I presume the big topic of discussion at the CTIA conference this week is going to be the government's emergency bailout package for the tech industry. I was surprised this morning when US Treasury Secretary Tim Geithner replaced RIM CEO Mike Lazaridis at the CTIA keynote to announce the package, and ever since I've been scrambling to sort through all the details. A lot of it's still fuzzy, but here's what I've been able to figure out so far:
--The largest single element in the bailout seems to be the $20 billion in subsidies for Motorola. I think the biggest shock here was President Obama's decision to replace Moto's co-CEO Greg Brown with Steve Wozniak. "We tried to get Steve Jobs, but he demanded control over the Seventh Fleet as compensation," Geithner explained. "So we went for the closest substitute we could find. Besides, Woz was available since he just got kicked off Dancing with the Stars."
Geithner said the subsidies to Motorola were originally designed to protect high-paying phone manufacturing jobs in the United States, but then the government discovered that those were all outsourced to China a decade ago. So the government settled on a requirement that the guy who glues the bat-wing logos onto Motorola's phones has to be an American citizen. He has already been hired, his name is Joey Carbonic, he lives in Wenonah, Illinois, and the crowd at CTIA gave him a nice ovation when he was introduced during Geithner's keynote.
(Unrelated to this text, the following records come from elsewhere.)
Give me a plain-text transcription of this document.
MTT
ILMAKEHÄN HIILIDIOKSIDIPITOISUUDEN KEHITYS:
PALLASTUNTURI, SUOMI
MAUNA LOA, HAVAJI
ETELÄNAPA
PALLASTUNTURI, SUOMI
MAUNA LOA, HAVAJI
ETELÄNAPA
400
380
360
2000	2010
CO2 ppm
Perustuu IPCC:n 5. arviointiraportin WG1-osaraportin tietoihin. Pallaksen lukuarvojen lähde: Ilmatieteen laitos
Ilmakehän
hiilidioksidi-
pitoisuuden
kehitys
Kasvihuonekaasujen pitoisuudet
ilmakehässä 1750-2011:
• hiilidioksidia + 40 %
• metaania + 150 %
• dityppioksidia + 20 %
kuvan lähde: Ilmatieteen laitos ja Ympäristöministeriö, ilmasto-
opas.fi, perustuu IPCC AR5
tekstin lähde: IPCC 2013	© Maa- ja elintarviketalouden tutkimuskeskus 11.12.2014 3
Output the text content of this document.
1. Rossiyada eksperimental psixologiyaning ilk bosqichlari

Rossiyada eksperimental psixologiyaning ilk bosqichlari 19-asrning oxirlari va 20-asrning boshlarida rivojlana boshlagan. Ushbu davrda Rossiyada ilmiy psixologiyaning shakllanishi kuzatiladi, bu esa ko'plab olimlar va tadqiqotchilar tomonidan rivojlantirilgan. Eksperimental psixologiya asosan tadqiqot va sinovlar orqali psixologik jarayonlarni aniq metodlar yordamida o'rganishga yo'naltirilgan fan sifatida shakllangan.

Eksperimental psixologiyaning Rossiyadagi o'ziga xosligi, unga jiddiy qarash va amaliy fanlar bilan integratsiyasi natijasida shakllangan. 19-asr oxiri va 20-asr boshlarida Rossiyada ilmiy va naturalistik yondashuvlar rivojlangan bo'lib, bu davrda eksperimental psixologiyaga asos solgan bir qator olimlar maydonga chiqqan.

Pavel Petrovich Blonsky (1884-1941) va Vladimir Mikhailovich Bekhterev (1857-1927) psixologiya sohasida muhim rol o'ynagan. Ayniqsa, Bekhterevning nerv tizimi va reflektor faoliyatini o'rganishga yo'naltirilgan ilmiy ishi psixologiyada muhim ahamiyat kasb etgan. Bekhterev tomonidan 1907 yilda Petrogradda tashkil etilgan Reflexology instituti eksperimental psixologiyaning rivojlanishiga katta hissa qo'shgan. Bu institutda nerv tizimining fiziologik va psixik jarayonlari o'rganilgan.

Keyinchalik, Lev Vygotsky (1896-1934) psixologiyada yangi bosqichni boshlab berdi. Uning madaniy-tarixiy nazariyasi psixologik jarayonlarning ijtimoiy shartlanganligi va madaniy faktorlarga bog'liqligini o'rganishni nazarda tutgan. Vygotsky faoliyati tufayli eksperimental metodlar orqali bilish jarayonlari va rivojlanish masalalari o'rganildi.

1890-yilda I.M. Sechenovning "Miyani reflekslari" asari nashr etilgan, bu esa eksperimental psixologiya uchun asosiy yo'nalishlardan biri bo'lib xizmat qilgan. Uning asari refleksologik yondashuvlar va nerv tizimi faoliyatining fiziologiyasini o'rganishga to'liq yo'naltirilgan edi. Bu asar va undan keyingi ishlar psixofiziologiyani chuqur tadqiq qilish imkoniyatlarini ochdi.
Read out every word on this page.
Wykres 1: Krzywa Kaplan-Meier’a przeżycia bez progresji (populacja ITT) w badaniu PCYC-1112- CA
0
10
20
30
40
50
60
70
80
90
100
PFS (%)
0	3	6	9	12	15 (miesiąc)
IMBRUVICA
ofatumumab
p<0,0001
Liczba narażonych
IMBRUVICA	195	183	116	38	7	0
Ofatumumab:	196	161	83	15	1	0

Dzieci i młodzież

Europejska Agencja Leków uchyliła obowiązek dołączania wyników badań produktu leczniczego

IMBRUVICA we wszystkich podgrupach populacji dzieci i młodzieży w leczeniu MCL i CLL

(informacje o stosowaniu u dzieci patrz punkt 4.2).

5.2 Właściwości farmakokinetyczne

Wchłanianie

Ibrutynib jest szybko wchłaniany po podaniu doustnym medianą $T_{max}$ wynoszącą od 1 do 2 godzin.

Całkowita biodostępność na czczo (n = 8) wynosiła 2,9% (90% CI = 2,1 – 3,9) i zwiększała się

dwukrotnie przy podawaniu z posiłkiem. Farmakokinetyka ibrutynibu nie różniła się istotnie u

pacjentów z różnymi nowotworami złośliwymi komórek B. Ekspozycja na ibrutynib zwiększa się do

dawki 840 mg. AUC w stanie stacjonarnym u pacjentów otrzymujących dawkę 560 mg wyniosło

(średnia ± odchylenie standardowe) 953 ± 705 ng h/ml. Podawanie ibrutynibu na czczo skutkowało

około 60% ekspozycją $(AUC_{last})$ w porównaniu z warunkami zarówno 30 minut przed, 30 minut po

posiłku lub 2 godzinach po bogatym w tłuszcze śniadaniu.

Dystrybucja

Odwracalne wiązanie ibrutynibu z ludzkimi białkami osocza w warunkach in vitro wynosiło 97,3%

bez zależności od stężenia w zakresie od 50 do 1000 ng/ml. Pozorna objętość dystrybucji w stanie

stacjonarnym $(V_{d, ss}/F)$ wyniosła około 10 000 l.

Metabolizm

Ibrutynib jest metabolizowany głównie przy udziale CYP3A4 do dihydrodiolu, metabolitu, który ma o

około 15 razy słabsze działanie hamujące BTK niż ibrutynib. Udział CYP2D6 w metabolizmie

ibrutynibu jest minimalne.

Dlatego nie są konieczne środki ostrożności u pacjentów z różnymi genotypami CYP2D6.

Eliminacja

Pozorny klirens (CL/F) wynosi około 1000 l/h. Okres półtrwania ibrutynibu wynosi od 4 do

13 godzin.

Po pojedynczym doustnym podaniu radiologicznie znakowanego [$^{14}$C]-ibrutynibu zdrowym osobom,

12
There's a rumor at the show that the government also agreed to buy 500,000 unsold ROKR handsets and give them free to poor countries as a gesture of friendship, but that was denied by a government official who spoke to me off the record. "We're trying to get people in those countries to like us," he explained.
--In the spirit of the forced mergers between failing banks, Geithner announced the combination of Sun, Sprint, AOL, and 3Com. Called 3Sprun and combining the best of all four companies, the new firm will specialize in Java-based 56kbps wireless modems.
--I haven't been able to confirm this yet, but Palm has apparently been offered $2 billion in loans if it adapts the Pre to run on biomass power and merges within 30 days with either Black & Decker, Digg, or SonyEricsson. Ironically, reports from Stockholm say that the Swedish government has offered SonyEricsson 20 billion kronor if it merges with Airbus Industrie, so we may get a three-way deal that would see Treos built into the seat backs of every A380.
--Geithner also said $40 billion in grants have been reserved for use by Yahoo and/or Microsoft. "We like to plan ahead," he explained.
Those are just the highlights. There are apparently a lot more deals being arranged, with venture capitalists and members of Congress competing to get subsidies for various firms. The most intriguing rumor so far is the plan to provide three Twitter accounts to every American as part of the stimulus package, to produce the illusion that the country's population has suddenly tripled. And then there's Cisco's buyout of Six Flags to advance the creation of networked roller coasters (hey, it makes at least as much sense as their purchase of Pure Digital).
I don't know how those will turn out, but things are certainly going to get more and more interesting now that the government has decided that the free market can't be trusted to run the tech industry.
By now you've probably realized that this is April 1, and like the extended iPhone survey last year (link), the Spitr announcement in 2007 (link), and the Google-Sprint merger in 2006 (link), nothing I wrote above is true.